À douze jours de l’inauguration de l’Exposition universelle d’Osaka, le pavillon français s’est drapé de blanc, dans un tissu architectural qui lui confère légèreté et mouvement. Alors que les danseur•euses de Chaillot s’apprêtent à faire bouger cent tissus pour un Chaillot expérience dédié à la mode, au Théâtre de la Ville, on a vu Eszter Salamon donner au tissu le premier rôle de son Monument, le transformant par exemple, en une mer d’argent fondant comme les glaciers à cause du réchauffement climatique.
Très récemment aussi, en clôture du festival Artdanthé, nous avons déambulé, regardé dans le couloir qui sépare le hall de la salle de spectacle. Là, il y avait sur les murs des broderies queers et de grands aplats de tissus aux allures surréalistes. Une exposition sans photo ni peinture. C’était le préquel de la performance Wearing the dead, une proposition très dadaïste de Darius Dolatyari-Dolatdoust où les habits étaient comme des réincarnations de fantômes d’œuvres d’art iraniennes. Et récemment, Volmir Cordeiro reprenait son Outrar à la Ménagerie de Verre où il apparaît vêtu de plusieurs dizaines de couches de vêtements : des jupes, des jupons, des shorts, des slips… Il est question d’un carnaval étrange, vous verrez.
Autant de tissus qui envahissent le monde de la scène et de l’art, et qui nous font penser à des choses que l’on a vues, entendues, ces derniers mois, ces dernières semaines. Comment ne pas parler de Caroline Giuela Nguyen ? Dans son Lacrima cousu main, une robe se fait le symbole de toute la dérive capitaliste et est au cœur d’une catastrophe humaine… Que valent les yeux d’un brodeur indien face à la robe de la princesse d’Angleterre ? Que valent quelques secondes d’émerveillement si ce n’est pour faire fermer les yeux du plus grand nombre et ainsi ne pas voir le pire ? Et si de Cendrillon à la lutte des classes, il n’y avait que quelques pas, que quelques mailles, un soulier, une robe ?
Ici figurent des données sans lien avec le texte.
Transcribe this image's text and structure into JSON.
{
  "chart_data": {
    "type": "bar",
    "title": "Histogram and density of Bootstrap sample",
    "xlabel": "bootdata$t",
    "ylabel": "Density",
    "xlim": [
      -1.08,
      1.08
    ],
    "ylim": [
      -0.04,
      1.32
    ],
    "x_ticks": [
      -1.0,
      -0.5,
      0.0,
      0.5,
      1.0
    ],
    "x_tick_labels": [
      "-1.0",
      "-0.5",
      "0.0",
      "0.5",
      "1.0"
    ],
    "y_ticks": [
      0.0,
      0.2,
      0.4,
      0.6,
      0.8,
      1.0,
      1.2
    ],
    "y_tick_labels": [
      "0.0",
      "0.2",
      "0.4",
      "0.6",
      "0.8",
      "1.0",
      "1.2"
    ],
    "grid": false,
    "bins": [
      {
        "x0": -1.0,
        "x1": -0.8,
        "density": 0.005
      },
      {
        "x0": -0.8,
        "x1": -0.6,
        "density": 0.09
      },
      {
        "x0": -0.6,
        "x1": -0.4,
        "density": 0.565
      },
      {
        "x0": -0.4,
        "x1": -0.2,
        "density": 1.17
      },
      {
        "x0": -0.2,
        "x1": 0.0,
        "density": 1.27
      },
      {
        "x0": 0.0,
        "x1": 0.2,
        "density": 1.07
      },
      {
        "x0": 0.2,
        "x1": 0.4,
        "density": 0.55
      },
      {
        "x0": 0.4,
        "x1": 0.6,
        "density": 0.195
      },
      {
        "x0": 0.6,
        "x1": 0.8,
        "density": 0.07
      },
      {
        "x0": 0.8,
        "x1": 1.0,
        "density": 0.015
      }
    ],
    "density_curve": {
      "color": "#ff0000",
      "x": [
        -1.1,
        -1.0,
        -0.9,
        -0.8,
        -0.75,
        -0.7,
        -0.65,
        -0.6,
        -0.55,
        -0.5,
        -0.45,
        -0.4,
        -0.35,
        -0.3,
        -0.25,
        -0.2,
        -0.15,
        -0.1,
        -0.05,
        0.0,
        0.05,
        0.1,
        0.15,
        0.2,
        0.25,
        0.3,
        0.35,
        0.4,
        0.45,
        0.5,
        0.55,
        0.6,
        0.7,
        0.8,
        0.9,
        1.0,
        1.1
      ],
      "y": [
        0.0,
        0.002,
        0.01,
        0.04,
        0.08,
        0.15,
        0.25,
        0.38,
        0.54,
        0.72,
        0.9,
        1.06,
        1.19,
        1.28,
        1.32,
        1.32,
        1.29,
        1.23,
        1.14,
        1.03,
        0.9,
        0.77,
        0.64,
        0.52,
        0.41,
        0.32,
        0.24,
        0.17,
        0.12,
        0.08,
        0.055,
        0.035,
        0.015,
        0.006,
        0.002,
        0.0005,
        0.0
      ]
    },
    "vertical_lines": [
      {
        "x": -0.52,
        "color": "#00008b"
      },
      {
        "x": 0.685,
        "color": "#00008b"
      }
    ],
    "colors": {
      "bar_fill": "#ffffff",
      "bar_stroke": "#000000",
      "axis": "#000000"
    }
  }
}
La réalité si matérielle du tissu peut devenir obsession, comme chez Olivier Saillard. Cet historien de la mode a longtemps dirigé le Palais Galliera, et depuis une dizaine d’années, il performe la trace de la haute couture. Pour lui, le geste peut, à lui seul, réactiver le souvenir d’une étoffe. Des souvenirs qui, ces dernières semaines, sont convoqués, notamment par Dolce & Gabbana qui théâtralise son art dans une exposition au Grand Palais où le tissu recouvre le sol, le plafond et les coulisses. Jeanne Friot, créatrice de mode à l’origine de l’armure de Jeanne d’Arc qui a chevauché la Seine lors de la cérémonie d’ouverture des JO, aura elle aussi marqué notre mémoire de cette image. Pour elle, le tissu est un engagement. Elle ne conçoit la matière que dans sa forme, dans ce que le tissu performe.
Le tissu est franc, structurant, et ses fils l’emmènent ainsi du côté du trompe-l’oeil. Pour Olga de Amaral le fil tissé est un médium dans ses œuvres, et il en va de même pour Sheila Hicks qui a tricoté des œuvres monumentales toute sa vie, des œuvres plus grandes que soi. Dans ses œuvres, on peut se laisser gésir, tomber, dormir et s’oublier, ne pas penser à demain, tandis que chez Refik Anadol, de grandes lanières mouvantes de couleurs artificielles peignent l’histoire et l’avenir de l’architecture.
Quand le monde tangue fort, il faut se raccrocher à quelque chose qui ne se déchire pas ou en tout cas pas tout de suite, à un bout de tissu, celui de la blouse de notre grand-mère dans la cuisine de notre enfance, de la robe de nos soeurs dévalant les escaliers pour partir en Saturday night fever, de nos artistes totem. Le tissu est quotidien, à chaque instant posé sur nos peaux, bavard et parfois silencieux, lui aussi. En tout cas, il crée du lien, tout en laissant une certaine fluidité advenir.